Just one listen to If I Was will tell you The Staves have changed since their debut album was released in 2012. Of course, the sisters haven't abandoned their beautiful, signature close harmonies, but they have bolstered them with a clutch of multi-layered, hugely ambitious songs, recorded with the scale and confidence that can only come after three years on the road. Blood I Bled opens The Staves' second album If I Was, and was indeed the first track written, recorded, and released from the album, hinting at the world of possibilities Emily, Jessica and Camilla have gone on to explore.
"It almost made it onto the first album," says Camilla, "but it just wasn't ready. It didn't sit with anything else and we didn't really know how to finish it off." The song lay dormant while they performed all over the world, including appearing alongside Mumford & Sons during their Glastonbury headlining slot in 2013 and several tours with American cult heroes Bon Iver.
Having formed strong friendships with the latter band's founder Justin Vernon and his assembled gaggle of players, the sisters were invited to his April Base studio in Wisconsin to work on whatever music they had in a relaxed, idyllic setting."There was no plan to make a record there, or even demo anything, it was initially just to hangout and play some music with Justin.
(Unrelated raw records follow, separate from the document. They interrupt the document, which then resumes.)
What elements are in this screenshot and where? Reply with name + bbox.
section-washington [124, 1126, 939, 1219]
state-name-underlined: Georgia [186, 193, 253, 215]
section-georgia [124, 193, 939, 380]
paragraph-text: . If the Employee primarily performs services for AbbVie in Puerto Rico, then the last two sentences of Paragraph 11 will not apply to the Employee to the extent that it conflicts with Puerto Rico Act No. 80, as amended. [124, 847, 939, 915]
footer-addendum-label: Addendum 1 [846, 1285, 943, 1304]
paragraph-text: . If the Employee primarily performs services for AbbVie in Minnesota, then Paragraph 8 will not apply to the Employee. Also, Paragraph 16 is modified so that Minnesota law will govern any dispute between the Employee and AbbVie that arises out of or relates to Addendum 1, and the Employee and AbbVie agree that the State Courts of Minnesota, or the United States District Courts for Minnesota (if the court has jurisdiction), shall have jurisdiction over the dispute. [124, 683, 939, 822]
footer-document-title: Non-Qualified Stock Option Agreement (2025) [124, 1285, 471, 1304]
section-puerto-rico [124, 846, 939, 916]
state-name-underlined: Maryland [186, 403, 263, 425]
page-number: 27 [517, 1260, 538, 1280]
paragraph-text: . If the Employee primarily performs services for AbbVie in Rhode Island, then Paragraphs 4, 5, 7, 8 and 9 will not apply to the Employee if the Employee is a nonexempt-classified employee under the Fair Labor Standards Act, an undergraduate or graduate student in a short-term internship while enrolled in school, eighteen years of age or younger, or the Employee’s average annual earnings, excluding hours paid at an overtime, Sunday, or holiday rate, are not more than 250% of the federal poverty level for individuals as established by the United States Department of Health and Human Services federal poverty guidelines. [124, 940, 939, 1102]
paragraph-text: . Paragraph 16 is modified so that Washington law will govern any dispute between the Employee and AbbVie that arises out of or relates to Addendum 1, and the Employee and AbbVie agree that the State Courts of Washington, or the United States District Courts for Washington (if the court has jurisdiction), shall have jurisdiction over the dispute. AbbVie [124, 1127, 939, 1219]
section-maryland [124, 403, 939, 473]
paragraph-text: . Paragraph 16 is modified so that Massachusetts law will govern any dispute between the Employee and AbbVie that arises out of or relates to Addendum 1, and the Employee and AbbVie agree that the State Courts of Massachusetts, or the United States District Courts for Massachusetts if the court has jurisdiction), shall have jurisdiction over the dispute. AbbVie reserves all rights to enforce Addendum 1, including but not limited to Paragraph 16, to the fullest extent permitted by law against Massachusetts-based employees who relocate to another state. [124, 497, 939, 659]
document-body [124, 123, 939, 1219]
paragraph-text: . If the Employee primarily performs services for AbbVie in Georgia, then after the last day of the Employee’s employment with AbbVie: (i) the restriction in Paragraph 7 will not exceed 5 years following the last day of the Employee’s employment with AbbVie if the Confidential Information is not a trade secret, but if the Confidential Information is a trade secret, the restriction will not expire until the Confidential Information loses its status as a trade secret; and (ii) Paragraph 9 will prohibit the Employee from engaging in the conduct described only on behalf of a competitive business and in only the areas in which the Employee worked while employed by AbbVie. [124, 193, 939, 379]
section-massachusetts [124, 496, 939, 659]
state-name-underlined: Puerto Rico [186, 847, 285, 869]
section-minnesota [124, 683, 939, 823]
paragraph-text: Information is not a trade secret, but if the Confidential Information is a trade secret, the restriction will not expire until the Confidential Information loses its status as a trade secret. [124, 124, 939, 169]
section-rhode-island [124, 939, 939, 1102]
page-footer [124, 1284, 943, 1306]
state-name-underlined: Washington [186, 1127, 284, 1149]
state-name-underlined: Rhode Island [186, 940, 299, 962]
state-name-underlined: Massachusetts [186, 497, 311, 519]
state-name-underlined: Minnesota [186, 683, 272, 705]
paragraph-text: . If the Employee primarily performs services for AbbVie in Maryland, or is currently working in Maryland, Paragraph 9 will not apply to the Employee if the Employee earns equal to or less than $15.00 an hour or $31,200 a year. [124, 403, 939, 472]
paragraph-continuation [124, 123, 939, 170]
There was no pressure at all, we didn't even tell our label we were going. Pretty soon Blood I Bled, along with a handful of other song ideas had been resurrected, rewritten and roughly recorded, with one trip to Wisconsin quickly leading to another, when things were made more official.
The resulting album, made during The Staves' five eventual visits to Wisconsin, is as stunning as the snow covered landscape it was recorded in; at once deeply personal to each sister, fuelled by heartbreak and individual turbulence, it's also full of hope, redemption and positivity for an uncertain future. "It was magical," adds Jessica. "The snow was neck-high outside, so we were sort of trappedinside. Cabin fever sets in, but it’s really conducive to working.”